Mais s’exposent parfois à de lourdes conséquences : les «  faux moniteurs  » proposant des heures de conduite sur Internet sont aujourd’hui particulièrement nombreux. Or, conduire à côté de quelqu’un qui ne détient pas le titre d’enseignant revient à conduire sans permis  ; «  vous paierez peut-être une pseudo leçon peu chère, mais les risques que vous encourrez sont fort  » expliquait Emmanuel Barbe, délégué interministériel à la sécurité routière, sur BFM TV. A l’arrivée, en effet : un an d’emprisonnement et 150 000 euros d’amende encourus. Sans parler du fait que ces «  faux moniteurs  » n’utilisent pas de voiture à double commande et ne peuvent donc pas freiner en cas de problèmes… Rassurant.

Plus ancienne, la pratique des offres illicites de vente qui pullulent sur les sites Internet dédiés fait également partie de ce «  côté obscur  » de l’ubérisation. Nombreuses sont les personnes, sans doute, à avoir été un jour trompées par de fausses annonces, perdant à l’arrivée non seulement de l’argent, mais aussi la confiance qu’elles plaçaient dans Internet et ce genre de plateformes.

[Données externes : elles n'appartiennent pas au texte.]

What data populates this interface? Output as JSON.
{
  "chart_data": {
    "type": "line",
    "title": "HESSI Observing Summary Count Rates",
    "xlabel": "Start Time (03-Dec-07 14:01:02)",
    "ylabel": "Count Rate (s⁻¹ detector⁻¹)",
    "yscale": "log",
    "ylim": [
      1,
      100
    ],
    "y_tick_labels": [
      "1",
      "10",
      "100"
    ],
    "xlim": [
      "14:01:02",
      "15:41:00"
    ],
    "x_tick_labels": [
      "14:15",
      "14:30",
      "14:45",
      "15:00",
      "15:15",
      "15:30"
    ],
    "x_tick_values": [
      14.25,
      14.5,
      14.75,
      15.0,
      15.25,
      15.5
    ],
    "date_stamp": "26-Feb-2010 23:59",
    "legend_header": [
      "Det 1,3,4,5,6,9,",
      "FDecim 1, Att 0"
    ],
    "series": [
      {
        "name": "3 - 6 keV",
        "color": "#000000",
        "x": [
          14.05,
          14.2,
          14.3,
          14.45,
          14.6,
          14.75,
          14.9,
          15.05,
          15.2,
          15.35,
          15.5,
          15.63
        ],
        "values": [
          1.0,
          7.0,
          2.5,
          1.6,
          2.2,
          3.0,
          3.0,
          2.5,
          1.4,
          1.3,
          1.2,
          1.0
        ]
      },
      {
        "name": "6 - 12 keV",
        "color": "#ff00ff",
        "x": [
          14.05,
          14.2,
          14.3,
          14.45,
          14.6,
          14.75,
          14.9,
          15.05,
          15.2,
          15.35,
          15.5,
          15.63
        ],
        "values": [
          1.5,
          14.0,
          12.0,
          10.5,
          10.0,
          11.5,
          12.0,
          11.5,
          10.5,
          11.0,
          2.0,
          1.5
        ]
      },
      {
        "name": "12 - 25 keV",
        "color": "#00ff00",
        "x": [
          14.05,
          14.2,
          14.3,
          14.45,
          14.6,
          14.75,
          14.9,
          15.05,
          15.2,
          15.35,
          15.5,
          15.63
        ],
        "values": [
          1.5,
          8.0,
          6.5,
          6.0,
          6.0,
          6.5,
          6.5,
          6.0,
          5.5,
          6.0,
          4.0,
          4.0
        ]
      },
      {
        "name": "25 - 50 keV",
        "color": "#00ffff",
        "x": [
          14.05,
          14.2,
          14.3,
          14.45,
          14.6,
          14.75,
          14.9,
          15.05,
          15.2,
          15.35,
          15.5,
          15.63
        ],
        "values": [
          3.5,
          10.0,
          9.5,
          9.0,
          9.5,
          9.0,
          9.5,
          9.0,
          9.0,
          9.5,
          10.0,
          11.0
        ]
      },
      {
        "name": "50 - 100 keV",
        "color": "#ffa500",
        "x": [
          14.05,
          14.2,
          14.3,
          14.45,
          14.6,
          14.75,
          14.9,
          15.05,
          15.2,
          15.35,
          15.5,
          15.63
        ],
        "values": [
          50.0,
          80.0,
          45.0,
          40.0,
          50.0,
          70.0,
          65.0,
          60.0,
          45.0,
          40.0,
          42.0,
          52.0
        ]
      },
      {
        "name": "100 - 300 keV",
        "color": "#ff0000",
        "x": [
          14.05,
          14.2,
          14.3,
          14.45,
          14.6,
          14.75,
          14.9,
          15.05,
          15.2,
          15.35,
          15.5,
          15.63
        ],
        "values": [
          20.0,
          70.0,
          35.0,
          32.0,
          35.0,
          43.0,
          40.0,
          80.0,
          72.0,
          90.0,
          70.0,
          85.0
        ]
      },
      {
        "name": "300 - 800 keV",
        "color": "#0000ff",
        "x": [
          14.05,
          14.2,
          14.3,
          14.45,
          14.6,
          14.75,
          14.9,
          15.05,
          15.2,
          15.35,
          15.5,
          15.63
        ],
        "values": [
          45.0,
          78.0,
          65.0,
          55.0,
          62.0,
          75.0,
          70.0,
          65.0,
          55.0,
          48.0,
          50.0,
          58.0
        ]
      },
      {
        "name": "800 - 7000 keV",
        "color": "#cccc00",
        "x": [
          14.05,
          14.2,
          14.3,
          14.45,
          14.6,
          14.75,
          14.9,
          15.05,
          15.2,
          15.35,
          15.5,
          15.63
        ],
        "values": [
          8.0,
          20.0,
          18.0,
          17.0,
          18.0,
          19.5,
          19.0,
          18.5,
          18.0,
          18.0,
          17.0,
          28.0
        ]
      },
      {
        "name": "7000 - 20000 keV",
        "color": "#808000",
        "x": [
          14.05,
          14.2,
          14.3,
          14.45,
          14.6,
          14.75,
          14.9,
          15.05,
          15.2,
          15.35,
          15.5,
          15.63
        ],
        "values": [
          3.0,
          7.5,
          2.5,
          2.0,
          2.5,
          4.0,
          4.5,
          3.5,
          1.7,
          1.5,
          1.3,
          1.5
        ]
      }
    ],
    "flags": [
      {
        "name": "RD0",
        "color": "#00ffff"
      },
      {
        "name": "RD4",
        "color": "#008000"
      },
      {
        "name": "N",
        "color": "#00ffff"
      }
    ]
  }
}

Fin 2014, par exemple, des policiers ont interpellé une femme de 29 ans qui vendait sur Leboncoin.fr des objets qu’elle ne livrait jamais. Bilan : 25 personnes escroquées et plus de 4 000 euros gagnés illégalement. Une pratique extrêmement courante, permise par le succès du site Internet aux plus de 800 000 nouvelles annonces chaque jour, où un Français sur trois environ se rend pour effectuer des achats en ligne. Ce qu’il recherche avant tout : la gratuité du service.

Faut-il regretter pour autant le basculement d’une économie traditionnelle vers un mode plus collaboratif  ? Evidemment non. Mais s’en méfier, oui. Redoubler de vigilance. Et faire confiance, parfois. La réussite du site Leboncoin.fr n’est pas indue  ; la majorité des offres qui y figurent sont «  de bonne foi  ». Pareil pour le secteur de l’apprentissage de la conduite : certaines auto-écoles en ligne, comme Auto-ecole.net, proposent des services similaires et tout à fait légaux, avec de «  vrais  » moniteurs, comme le font les historiques C.E.R — association qui regroupe des professionnels de l’enseignement de la conduite depuis 1983 — et l’Ecole de conduite française (ECF), dont la réputation, en termes de sécurité notamment, n’est pas à faire. Enfin, pour la location de meublés, gageons que derrière tous les profils Airbnb ne se cachent pas des Jawad Bendaoud en puissance.